En ce qui concerne le refus de verser l’indemnité de licenciement :
7. Aux termes de l’article 1er du décret du 7 février 1985 relatif à l’indemnité de licenciement pour insuffisance professionnelle due aux fonctionnaires des collectivités territoriales : « Le fonctionnaire territorial licencié pour insuffisance professionnelle qui ne satisfait pas aux conditions requises pour être admis à la retraite avec jouissance immédiate d’une pension a droit, sauf en cas de faute lourde, à une indemnité de licenciement en capital égale aux trois quarts des traitements bruts afférents au dernier mois d’activité, multiplié par le nombre d’années de services valables pour la retraite, sans que le nombre d’années retenues pour ce calcul puisse être supérieur à quinze. / Le calcul est opéré sur la base des échelles de traitement en vigueur à la date du licenciement, majoré du supplément familial de traitement et de l’indemnité de résidence ».
8. Les faits, rappelés au point 4, qui ont fondé le licenciement de Mme A pour insuffisance professionnelle, ne sont pas constitutifs d’une faute lourde au sens de l’article 1er du décret du 7 février 1985. La requérante est dès lors fondée à soutenir que le maire ne pouvait lui refuser le versement de l’indemnité de licenciement prévue par les dispositions précitées de l’article 1er du décret du 7 février 1985 en invoquant une faute lourde.

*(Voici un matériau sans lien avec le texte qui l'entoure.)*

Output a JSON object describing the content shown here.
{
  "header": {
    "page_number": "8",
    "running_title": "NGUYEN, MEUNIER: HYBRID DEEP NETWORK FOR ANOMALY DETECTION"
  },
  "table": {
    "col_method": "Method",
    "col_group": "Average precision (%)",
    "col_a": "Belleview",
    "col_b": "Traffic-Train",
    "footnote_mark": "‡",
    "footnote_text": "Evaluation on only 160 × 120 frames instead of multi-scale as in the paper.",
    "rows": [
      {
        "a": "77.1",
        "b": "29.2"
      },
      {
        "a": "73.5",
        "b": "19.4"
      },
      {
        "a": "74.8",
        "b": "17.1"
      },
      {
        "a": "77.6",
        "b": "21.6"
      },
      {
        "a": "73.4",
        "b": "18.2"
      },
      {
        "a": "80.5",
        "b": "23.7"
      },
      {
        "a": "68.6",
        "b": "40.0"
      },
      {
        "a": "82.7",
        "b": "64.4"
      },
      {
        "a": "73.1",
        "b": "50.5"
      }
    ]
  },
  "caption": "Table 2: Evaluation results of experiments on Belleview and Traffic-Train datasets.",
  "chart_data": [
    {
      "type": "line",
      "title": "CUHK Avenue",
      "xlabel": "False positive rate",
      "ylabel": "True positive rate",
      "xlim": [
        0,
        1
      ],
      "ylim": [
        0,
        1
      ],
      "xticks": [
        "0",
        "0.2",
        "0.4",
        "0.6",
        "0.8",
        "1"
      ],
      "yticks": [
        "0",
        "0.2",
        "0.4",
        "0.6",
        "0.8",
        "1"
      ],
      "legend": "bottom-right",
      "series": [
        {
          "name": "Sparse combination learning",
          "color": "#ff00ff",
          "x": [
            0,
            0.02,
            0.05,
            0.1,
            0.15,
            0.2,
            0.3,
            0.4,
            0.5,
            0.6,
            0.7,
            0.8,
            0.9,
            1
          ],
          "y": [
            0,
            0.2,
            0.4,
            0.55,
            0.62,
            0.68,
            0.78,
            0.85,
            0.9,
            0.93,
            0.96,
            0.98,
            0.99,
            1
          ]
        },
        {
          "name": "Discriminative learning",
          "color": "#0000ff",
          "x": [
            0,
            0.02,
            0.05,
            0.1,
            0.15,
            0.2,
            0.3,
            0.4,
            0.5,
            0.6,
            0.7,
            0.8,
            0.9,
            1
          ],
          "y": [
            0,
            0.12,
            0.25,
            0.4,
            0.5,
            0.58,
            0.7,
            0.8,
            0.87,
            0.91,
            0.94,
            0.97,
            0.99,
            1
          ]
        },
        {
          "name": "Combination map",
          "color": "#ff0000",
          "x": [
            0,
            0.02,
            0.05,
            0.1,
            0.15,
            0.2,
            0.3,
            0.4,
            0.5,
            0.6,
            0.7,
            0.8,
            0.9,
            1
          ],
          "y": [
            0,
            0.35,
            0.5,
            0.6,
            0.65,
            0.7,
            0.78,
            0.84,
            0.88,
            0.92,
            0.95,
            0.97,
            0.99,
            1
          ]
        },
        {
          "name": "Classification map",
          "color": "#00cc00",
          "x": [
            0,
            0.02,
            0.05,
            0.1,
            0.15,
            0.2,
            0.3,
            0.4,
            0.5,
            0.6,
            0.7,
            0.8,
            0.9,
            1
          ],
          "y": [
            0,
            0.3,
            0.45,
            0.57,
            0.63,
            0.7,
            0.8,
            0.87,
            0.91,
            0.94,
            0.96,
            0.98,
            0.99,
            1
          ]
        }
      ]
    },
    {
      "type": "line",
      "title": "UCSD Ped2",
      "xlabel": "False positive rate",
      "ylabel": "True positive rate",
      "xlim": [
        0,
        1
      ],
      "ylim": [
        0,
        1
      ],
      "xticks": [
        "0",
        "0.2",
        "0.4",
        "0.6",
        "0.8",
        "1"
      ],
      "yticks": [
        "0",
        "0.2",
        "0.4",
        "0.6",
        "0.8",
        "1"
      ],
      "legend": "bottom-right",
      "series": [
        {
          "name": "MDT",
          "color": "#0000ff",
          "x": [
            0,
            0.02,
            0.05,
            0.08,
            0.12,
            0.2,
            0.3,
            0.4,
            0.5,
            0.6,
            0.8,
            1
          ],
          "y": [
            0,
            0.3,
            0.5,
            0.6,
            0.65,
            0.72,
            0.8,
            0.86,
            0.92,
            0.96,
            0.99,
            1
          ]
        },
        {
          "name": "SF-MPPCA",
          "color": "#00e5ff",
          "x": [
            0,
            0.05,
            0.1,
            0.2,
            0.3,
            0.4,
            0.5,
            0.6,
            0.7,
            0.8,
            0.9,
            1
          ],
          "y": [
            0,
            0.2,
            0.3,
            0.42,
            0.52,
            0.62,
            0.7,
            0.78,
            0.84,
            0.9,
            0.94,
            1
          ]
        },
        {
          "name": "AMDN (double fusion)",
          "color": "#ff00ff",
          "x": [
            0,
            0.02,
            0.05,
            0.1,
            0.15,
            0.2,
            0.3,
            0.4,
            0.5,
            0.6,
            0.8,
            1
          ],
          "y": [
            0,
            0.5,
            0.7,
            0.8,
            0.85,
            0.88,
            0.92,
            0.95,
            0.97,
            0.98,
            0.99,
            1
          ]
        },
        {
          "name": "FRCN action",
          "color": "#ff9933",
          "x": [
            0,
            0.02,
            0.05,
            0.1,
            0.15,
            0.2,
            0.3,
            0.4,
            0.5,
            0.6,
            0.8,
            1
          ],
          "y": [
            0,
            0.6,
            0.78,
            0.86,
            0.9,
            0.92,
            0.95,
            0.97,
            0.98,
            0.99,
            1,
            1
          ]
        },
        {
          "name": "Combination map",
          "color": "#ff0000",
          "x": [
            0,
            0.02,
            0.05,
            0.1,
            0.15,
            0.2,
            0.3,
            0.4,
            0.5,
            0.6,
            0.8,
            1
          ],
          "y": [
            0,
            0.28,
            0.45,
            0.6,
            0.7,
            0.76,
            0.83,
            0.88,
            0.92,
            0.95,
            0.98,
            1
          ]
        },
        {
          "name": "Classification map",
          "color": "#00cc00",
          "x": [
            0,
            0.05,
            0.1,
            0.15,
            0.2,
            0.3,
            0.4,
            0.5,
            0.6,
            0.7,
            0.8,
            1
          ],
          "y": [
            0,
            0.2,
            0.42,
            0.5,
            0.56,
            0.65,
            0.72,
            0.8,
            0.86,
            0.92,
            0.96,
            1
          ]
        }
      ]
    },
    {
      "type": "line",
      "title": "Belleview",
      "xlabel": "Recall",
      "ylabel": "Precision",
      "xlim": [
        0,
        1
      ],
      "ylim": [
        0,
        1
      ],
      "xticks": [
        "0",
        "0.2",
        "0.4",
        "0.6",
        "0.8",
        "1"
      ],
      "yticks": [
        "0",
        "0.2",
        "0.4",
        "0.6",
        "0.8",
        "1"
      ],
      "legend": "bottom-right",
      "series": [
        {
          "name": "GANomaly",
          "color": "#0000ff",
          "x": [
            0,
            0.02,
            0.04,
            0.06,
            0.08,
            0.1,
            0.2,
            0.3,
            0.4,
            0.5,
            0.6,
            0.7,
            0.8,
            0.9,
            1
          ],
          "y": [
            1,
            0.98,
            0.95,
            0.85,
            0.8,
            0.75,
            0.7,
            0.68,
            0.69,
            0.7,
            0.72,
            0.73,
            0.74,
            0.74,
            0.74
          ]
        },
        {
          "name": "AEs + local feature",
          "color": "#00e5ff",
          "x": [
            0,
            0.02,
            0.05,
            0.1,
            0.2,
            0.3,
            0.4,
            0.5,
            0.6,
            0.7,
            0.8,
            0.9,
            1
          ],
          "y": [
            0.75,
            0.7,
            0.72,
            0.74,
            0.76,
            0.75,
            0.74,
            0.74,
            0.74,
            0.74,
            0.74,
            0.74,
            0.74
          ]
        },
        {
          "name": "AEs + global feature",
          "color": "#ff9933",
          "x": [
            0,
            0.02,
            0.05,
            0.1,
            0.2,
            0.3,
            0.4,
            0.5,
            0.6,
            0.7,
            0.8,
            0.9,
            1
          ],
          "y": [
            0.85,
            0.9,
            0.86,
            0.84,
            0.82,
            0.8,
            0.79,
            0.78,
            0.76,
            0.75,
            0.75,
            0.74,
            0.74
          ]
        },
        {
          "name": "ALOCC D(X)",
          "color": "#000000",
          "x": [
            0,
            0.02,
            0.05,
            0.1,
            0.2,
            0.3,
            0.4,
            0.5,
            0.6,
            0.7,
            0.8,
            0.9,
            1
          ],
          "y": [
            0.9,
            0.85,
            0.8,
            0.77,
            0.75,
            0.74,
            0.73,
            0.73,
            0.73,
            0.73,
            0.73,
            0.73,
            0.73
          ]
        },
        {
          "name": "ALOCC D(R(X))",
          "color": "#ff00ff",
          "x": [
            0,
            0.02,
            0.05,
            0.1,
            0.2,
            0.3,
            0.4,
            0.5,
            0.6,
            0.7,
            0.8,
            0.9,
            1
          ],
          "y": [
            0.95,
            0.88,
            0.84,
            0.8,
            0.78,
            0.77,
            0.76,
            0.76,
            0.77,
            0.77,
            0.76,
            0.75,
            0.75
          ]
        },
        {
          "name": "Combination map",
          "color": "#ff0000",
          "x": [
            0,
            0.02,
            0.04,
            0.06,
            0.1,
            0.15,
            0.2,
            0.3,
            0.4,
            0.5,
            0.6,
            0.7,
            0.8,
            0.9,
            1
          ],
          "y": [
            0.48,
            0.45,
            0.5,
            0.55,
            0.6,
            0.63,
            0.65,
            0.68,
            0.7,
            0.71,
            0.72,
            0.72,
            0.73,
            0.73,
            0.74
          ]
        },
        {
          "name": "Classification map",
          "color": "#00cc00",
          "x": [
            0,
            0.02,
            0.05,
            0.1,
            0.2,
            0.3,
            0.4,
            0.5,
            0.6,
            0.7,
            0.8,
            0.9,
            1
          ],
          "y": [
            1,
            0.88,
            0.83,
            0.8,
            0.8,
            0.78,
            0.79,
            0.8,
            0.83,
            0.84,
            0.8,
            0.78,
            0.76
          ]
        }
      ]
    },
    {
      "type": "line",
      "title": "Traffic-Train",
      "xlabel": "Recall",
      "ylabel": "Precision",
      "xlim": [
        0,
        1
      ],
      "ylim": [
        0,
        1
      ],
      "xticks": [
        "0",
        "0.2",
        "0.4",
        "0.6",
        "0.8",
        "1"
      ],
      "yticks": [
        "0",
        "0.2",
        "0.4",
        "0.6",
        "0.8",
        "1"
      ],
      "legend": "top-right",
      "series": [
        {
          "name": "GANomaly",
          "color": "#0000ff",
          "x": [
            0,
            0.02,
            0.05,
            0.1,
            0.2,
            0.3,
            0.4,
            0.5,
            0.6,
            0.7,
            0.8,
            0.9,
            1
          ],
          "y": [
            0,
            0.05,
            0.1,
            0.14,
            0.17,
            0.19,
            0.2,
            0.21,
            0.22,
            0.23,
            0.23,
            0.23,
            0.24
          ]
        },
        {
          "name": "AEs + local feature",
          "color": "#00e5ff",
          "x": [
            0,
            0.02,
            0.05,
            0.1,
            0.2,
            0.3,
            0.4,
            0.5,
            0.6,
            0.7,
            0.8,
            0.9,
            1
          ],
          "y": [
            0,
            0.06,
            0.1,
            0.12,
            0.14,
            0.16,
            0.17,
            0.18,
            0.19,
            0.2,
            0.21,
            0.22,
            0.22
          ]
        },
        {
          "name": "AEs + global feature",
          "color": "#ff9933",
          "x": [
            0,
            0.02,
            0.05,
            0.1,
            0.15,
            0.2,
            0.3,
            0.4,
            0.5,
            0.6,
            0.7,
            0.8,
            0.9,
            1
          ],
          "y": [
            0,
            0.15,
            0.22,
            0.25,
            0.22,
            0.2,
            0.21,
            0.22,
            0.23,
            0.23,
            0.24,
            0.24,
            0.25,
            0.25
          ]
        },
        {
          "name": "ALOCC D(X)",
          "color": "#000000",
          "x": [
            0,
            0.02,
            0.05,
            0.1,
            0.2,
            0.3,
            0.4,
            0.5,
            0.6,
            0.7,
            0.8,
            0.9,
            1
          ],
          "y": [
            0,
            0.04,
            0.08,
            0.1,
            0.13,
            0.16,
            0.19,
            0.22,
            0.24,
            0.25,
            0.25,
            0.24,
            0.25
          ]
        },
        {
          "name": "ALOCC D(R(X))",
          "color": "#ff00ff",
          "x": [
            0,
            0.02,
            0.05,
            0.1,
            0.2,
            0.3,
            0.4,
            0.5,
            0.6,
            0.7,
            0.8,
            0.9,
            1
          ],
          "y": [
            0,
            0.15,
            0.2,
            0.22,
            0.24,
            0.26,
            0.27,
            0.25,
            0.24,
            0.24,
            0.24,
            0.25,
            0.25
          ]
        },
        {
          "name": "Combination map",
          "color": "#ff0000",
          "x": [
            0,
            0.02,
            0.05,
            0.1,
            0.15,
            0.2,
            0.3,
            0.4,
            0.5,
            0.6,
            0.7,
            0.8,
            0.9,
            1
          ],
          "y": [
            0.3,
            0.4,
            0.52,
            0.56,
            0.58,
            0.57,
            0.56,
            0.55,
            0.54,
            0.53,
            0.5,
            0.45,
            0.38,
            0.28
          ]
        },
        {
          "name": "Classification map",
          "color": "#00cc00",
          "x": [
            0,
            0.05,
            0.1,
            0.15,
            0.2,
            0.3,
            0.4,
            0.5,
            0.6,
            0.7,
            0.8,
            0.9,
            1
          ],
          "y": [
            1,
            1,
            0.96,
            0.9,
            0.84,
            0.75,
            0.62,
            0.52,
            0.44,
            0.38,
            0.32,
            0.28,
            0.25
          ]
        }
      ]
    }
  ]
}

Par suite, il y a lieu d’annuler l’article 3 de l’arrêté du 4 février 2022 en litige.
9. Il résulte de tout ce qui précède, d’une part, que les articles 1er et 2 de l’arrêté du 4 février 2022 doivent être annulés en tant que les décisions qu’ils énoncent prennent effet antérieurement au 10 février 2022, d’autre part, que l’article 3 de cet arrêté doit être annulé.
Sur les frais de l’instance :
10. Il y a lieu, dans les circonstances de l’espèce, de laisser à la charge de chaque partie les frais d’instance exposés et non compris dans les dépens.
D E C I D E :
Article 1er :Les articles 1er et 2 de l’arrêté du 4 février 2022 sont annulés en tant que les mesures qu’ils énoncent prennent effet antérieurement au 10 février 2022.
Article 2 : L’article 3 de l’arrêté du 4 février 2022 est annulé.
Article 3 : Le surplus des conclusions de la requête de Mme A est rejeté.
Article 4 : Les conclusions de la commune de Messein présentées sur le fondement des dispositions de l’article L. 761-1 du code de justice administrative sont rejetées.
Article 5 : Le présent jugement sera notifié à Mme B A et à la commune de Messein.
Délibéré après l’audience du 28 mars 2022, à laquelle siégeaient :
M. Coudert, président,
Mme Grandjean, première conseillère,
M. Gottlieb, premier conseiller.
Rendu public par mise à disposition au greffe le 25 avril 2022.
La rapporteure,
G. Grandjean Le président,
B. Coudert
La greffière,
A. Mathieu
La République mande et ordonne au préfet de Meurthe-et-Moselle en ce qui le concerne ou à tous commissaires de justice à ce requis en ce qui concerne les voies de droit commun contre les parties privées, de pourvoir à l’exécution de la présente décision.